April 7, 2008

The Horse Dentist!

It’s recommended that humans visit a dentist twice a year for regular checkups and cleanings.  Did you know that horses should also be seen by a dentist just as often?  The reason why this is so important is because, unlike human teeth, a horse’s teeth continue to grow, developing sharp edges.  This can make chewing and digesting food difficult, or holding a harness bit uncomfortable.  But, it can also just feel tender or sore inside the horse’s mouth.  These problems are alleviated by a specialist, known in the field, as a lay equine dentist, whose skills involve floating horses’ teeth.  Floating means to smooth and contour equine teeth using special files, called ‘floats.’  And, unlike humans, a horse’s nerves end close to the gum line, so there are no nerve endings in the teeth to feel any pain from this procedure.  Of course, if a dental problem is discovered, the lay dentist will report it to the veterinarian. 
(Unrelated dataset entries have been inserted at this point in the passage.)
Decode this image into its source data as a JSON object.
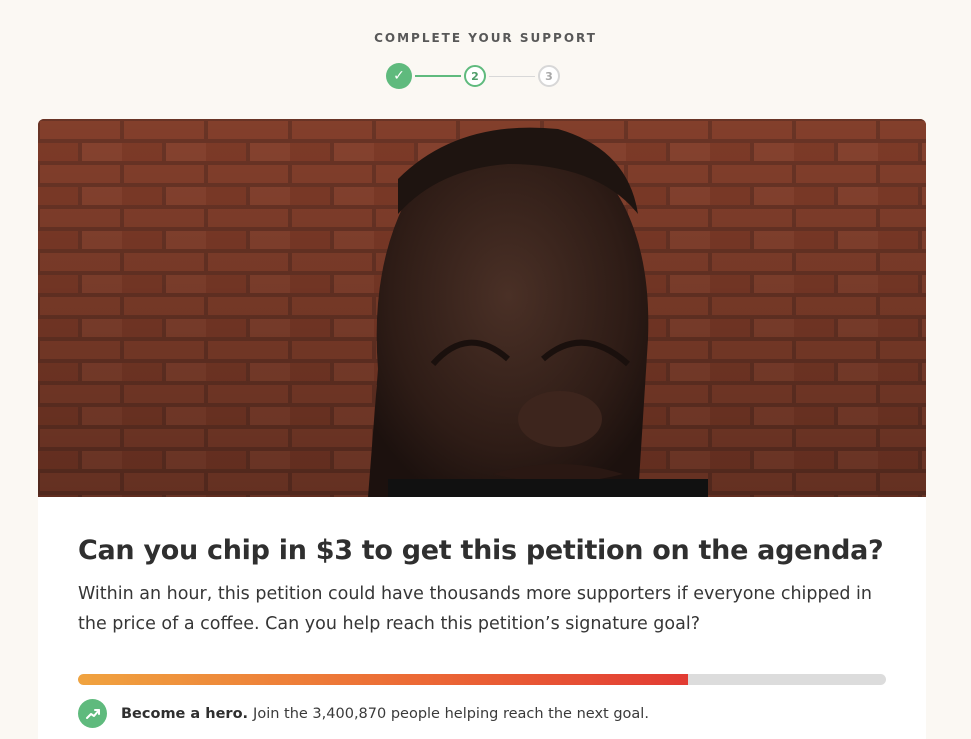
{
  "stepper": {
    "title": "COMPLETE YOUR SUPPORT",
    "steps": [
      {
        "label": "✓",
        "state": "done"
      },
      {
        "label": "2",
        "state": "active"
      },
      {
        "label": "3",
        "state": "pending"
      }
    ]
  },
  "card": {
    "image_icon": "portrait-photo",
    "headline": "Can you chip in $3 to get this petition on the agenda?",
    "body": "Within an hour, this petition could have thousands more supporters if everyone chipped in the price of a coffee. Can you help reach this petition’s signature goal?",
    "progress_fraction": 0.755,
    "hero_icon": "trending-up-icon",
    "hero_strong": "Become a hero.",
    "hero_text": "Join the 3,400,870 people helping reach the next goal."
  },
  "colors": {
    "accent_green": "#5fba7d",
    "progress_start": "#f0a33f",
    "progress_end": "#e23b33",
    "page_background": "#fbf8f3"
  }
}
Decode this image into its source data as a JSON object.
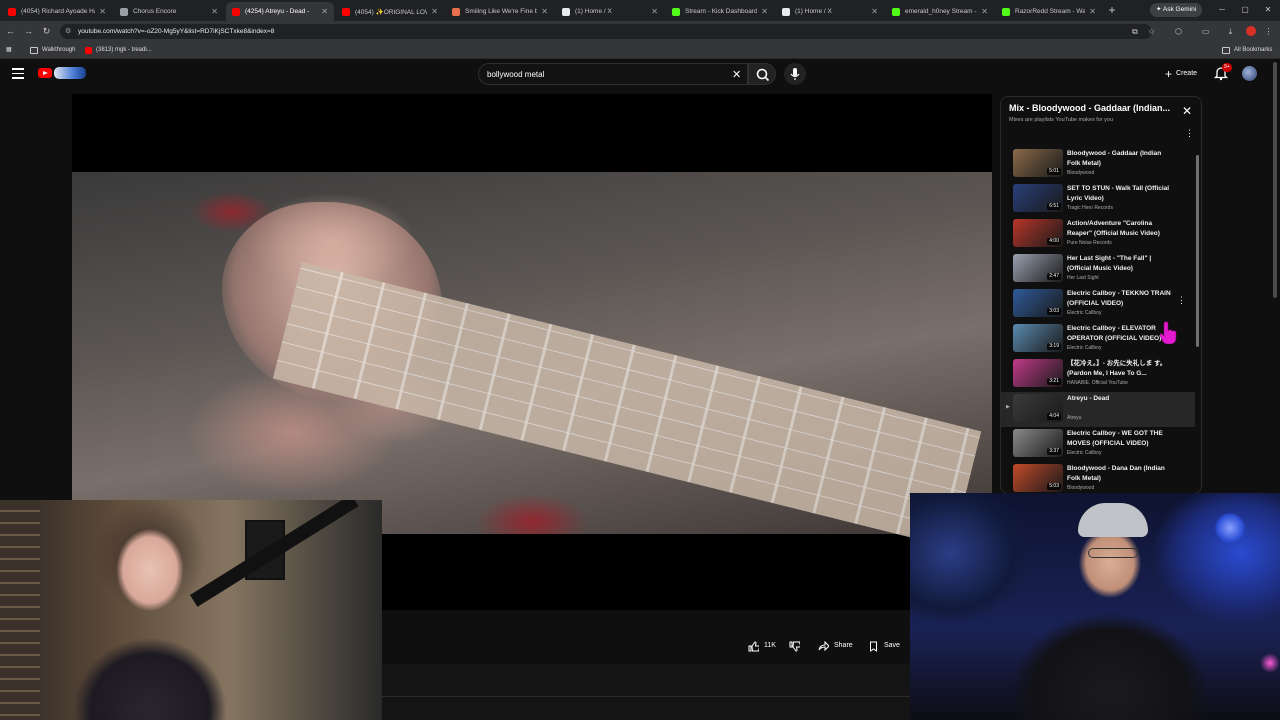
{
  "browser": {
    "tabs": [
      {
        "title": "(4054) Richard Ayoade Ha",
        "favicon_color": "#ff0000"
      },
      {
        "title": "Chorus Encore",
        "favicon_color": "#9aa0a6"
      },
      {
        "title": "(4254) Atreyu - Dead -",
        "favicon_color": "#ff0000",
        "active": true
      },
      {
        "title": "(4054) ✨ORIGINAL LOWP",
        "favicon_color": "#ff0000"
      },
      {
        "title": "Smiling Like We're Fine by",
        "favicon_color": "#e8704a"
      },
      {
        "title": "(1) Home / X",
        "favicon_color": "#e8eaed"
      },
      {
        "title": "Stream - Kick Dashboard",
        "favicon_color": "#53fc18"
      },
      {
        "title": "(1) Home / X",
        "favicon_color": "#e8eaed"
      },
      {
        "title": "emerald_h0ney Stream - W",
        "favicon_color": "#53fc18"
      },
      {
        "title": "RazorRedd Stream - Watch",
        "favicon_color": "#53fc18"
      }
    ],
    "gemini_label": "Ask Gemini",
    "url": "youtube.com/watch?v=-oZ20-Mg5yY&list=RD7iKjSCTxke8&index=8",
    "bookmarks": [
      {
        "label": "Walkthrough"
      },
      {
        "label": "(3813) mgk - treadi..."
      }
    ],
    "all_bookmarks_label": "All Bookmarks"
  },
  "youtube": {
    "search_value": "bollywood metal",
    "create_label": "Create",
    "notification_count": "9+",
    "actions": {
      "like_count": "11K",
      "share_label": "Share",
      "save_label": "Save"
    },
    "playlist": {
      "title": "Mix - Bloodywood - Gaddaar (Indian...",
      "subtitle": "Mixes are playlists YouTube makes for you",
      "items": [
        {
          "title": "Bloodywood - Gaddaar (Indian Folk Metal)",
          "channel": "Bloodywood",
          "duration": "5:01",
          "thumb": "#8a6a4a"
        },
        {
          "title": "SET TO STUN - Walk Tall (Official Lyric Video)",
          "channel": "Tragic Hero Records",
          "duration": "6:51",
          "thumb": "#2a3f7a"
        },
        {
          "title": "Action/Adventure \"Carolina Reaper\" (Official Music Video)",
          "channel": "Pure Noise Records",
          "duration": "4:00",
          "thumb": "#b8352a"
        },
        {
          "title": "Her Last Sight - \"The Fall\" | (Official Music Video)",
          "channel": "Her Last Sight",
          "duration": "2:47",
          "thumb": "#9aa0b0"
        },
        {
          "title": "Electric Callboy - TEKKNO TRAIN (OFFICIAL VIDEO)",
          "channel": "Electric Callboy",
          "duration": "3:03",
          "thumb": "#2e5a9a"
        },
        {
          "title": "Electric Callboy - ELEVATOR OPERATOR (OFFICIAL VIDEO)",
          "channel": "Electric Callboy",
          "duration": "3:19",
          "thumb": "#5a8ab0"
        },
        {
          "title": "【花冷え。】- お先に失礼しま す。 (Pardon Me, I Have To G...",
          "channel": "HANABIE. Official YouTube",
          "duration": "3:21",
          "thumb": "#c03a8a"
        },
        {
          "title": "Atreyu - Dead",
          "channel": "Atreyu",
          "duration": "4:04",
          "thumb": "#3a3a3a",
          "current": true
        },
        {
          "title": "Electric Callboy - WE GOT THE MOVES (OFFICIAL VIDEO)",
          "channel": "Electric Callboy",
          "duration": "3:37",
          "thumb": "#8a8a8a"
        },
        {
          "title": "Bloodywood - Dana Dan (Indian Folk Metal)",
          "channel": "Bloodywood",
          "duration": "5:03",
          "thumb": "#c24a2a"
        }
      ]
    }
  }
}
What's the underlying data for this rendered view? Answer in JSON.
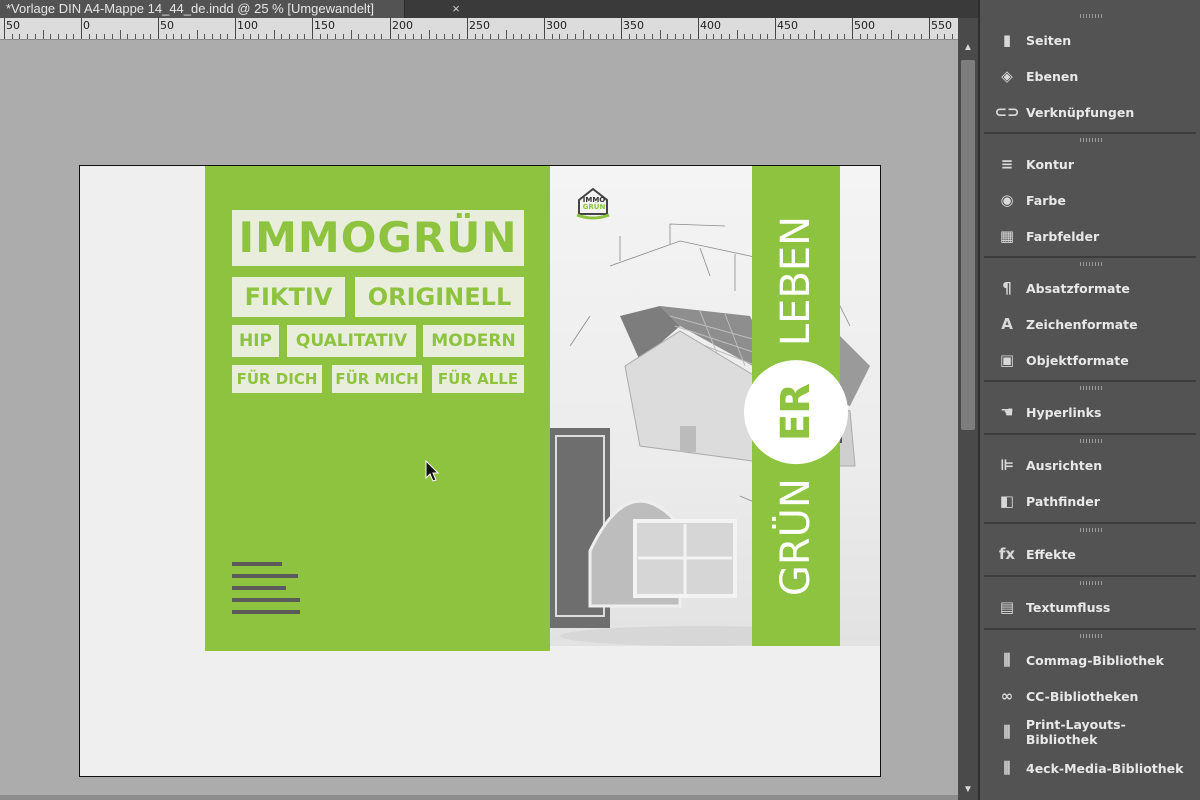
{
  "document": {
    "tab_title": "*Vorlage DIN A4-Mappe 14_44_de.indd @ 25 % [Umgewandelt]",
    "close_glyph": "×"
  },
  "ruler": {
    "labels": [
      "50",
      "0",
      "50",
      "100",
      "150",
      "200",
      "250",
      "300",
      "350",
      "400",
      "450",
      "500",
      "550"
    ]
  },
  "artwork": {
    "brand_headline": "IMMOGRÜN",
    "tags_row1": [
      "FIKTIV",
      "ORIGINELL"
    ],
    "tags_row2": [
      "HIP",
      "QUALITATIV",
      "MODERN"
    ],
    "tags_row3": [
      "FÜR DICH",
      "FÜR MICH",
      "FÜR ALLE"
    ],
    "logo_text_line1": "IMMO",
    "logo_text_line2": "GRÜN",
    "vertical_left": "GRÜN",
    "vertical_circle": "ER",
    "vertical_right": "LEBEN",
    "accent_color": "#8dc33f"
  },
  "panel": {
    "groups": [
      [
        {
          "label": "Seiten",
          "icon": "pages-icon"
        },
        {
          "label": "Ebenen",
          "icon": "layers-icon"
        },
        {
          "label": "Verknüpfungen",
          "icon": "links-icon"
        }
      ],
      [
        {
          "label": "Kontur",
          "icon": "stroke-icon"
        },
        {
          "label": "Farbe",
          "icon": "color-palette-icon"
        },
        {
          "label": "Farbfelder",
          "icon": "swatches-icon"
        }
      ],
      [
        {
          "label": "Absatzformate",
          "icon": "paragraph-styles-icon"
        },
        {
          "label": "Zeichenformate",
          "icon": "character-styles-icon"
        },
        {
          "label": "Objektformate",
          "icon": "object-styles-icon"
        }
      ],
      [
        {
          "label": "Hyperlinks",
          "icon": "hyperlinks-icon"
        }
      ],
      [
        {
          "label": "Ausrichten",
          "icon": "align-icon"
        },
        {
          "label": "Pathfinder",
          "icon": "pathfinder-icon"
        }
      ],
      [
        {
          "label": "Effekte",
          "icon": "effects-icon"
        }
      ],
      [
        {
          "label": "Textumfluss",
          "icon": "text-wrap-icon"
        }
      ],
      [
        {
          "label": "Commag-Bibliothek",
          "icon": "library-icon"
        },
        {
          "label": "CC-Bibliotheken",
          "icon": "cc-libraries-icon"
        },
        {
          "label": "Print-Layouts-Bibliothek",
          "icon": "library-icon"
        },
        {
          "label": "4eck-Media-Bibliothek",
          "icon": "library-icon"
        }
      ]
    ]
  }
}
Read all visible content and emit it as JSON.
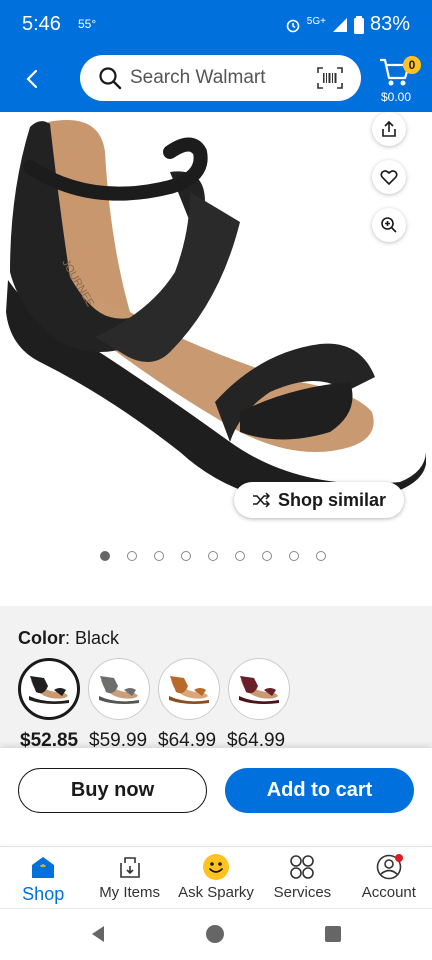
{
  "status": {
    "time": "5:46",
    "temperature": "55°",
    "network": "5G+",
    "battery": "83%"
  },
  "header": {
    "search_placeholder": "Search Walmart",
    "cart_count": "0",
    "cart_total": "$0.00"
  },
  "product_image": {
    "shop_similar_label": "Shop similar",
    "page_count": 9,
    "active_page": 1
  },
  "variants": {
    "color_label": "Color",
    "color_value": ": Black",
    "swatches": [
      {
        "name": "Black",
        "price": "$52.85",
        "selected": true,
        "color": "#1f1f1f"
      },
      {
        "name": "Grey",
        "price": "$59.99",
        "selected": false,
        "color": "#6e6e6e"
      },
      {
        "name": "Tan",
        "price": "$64.99",
        "selected": false,
        "color": "#b86a2a"
      },
      {
        "name": "Burgundy",
        "price": "$64.99",
        "selected": false,
        "color": "#6a1f2a"
      }
    ]
  },
  "actions": {
    "buy_now": "Buy now",
    "add_to_cart": "Add to cart"
  },
  "nav": {
    "shop": "Shop",
    "my_items": "My Items",
    "ask_sparky": "Ask Sparky",
    "services": "Services",
    "account": "Account"
  },
  "colors": {
    "brand_blue": "#0071dc",
    "spark_yellow": "#ffc220"
  }
}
This is Brian Stuart, my lay equine dentist.  Brian learned his profession through apprenticeship.  Here he is examining Rutger to determine which teeth, if any, need to be floated.  Brian explained that Rutger never seems to mind his dental work.  It’s as though he actually knows Brian is there to make him feel better. As you can see, it’s quite important for an equine dentist to have excellent horse skills.  This is not an easy job, by any means.


These are some of the tools of the trade, soaking in a dental disinfectant.

Here is a close up of a couple of files known as floats.

Brian determined that certain molars in Rutger’s mouth were too sharp and long and did require floating.

With the dental procedure over, Rutger looks quite content.  Obviously, this is not the kind of dentistry where you would want to wear a white coat!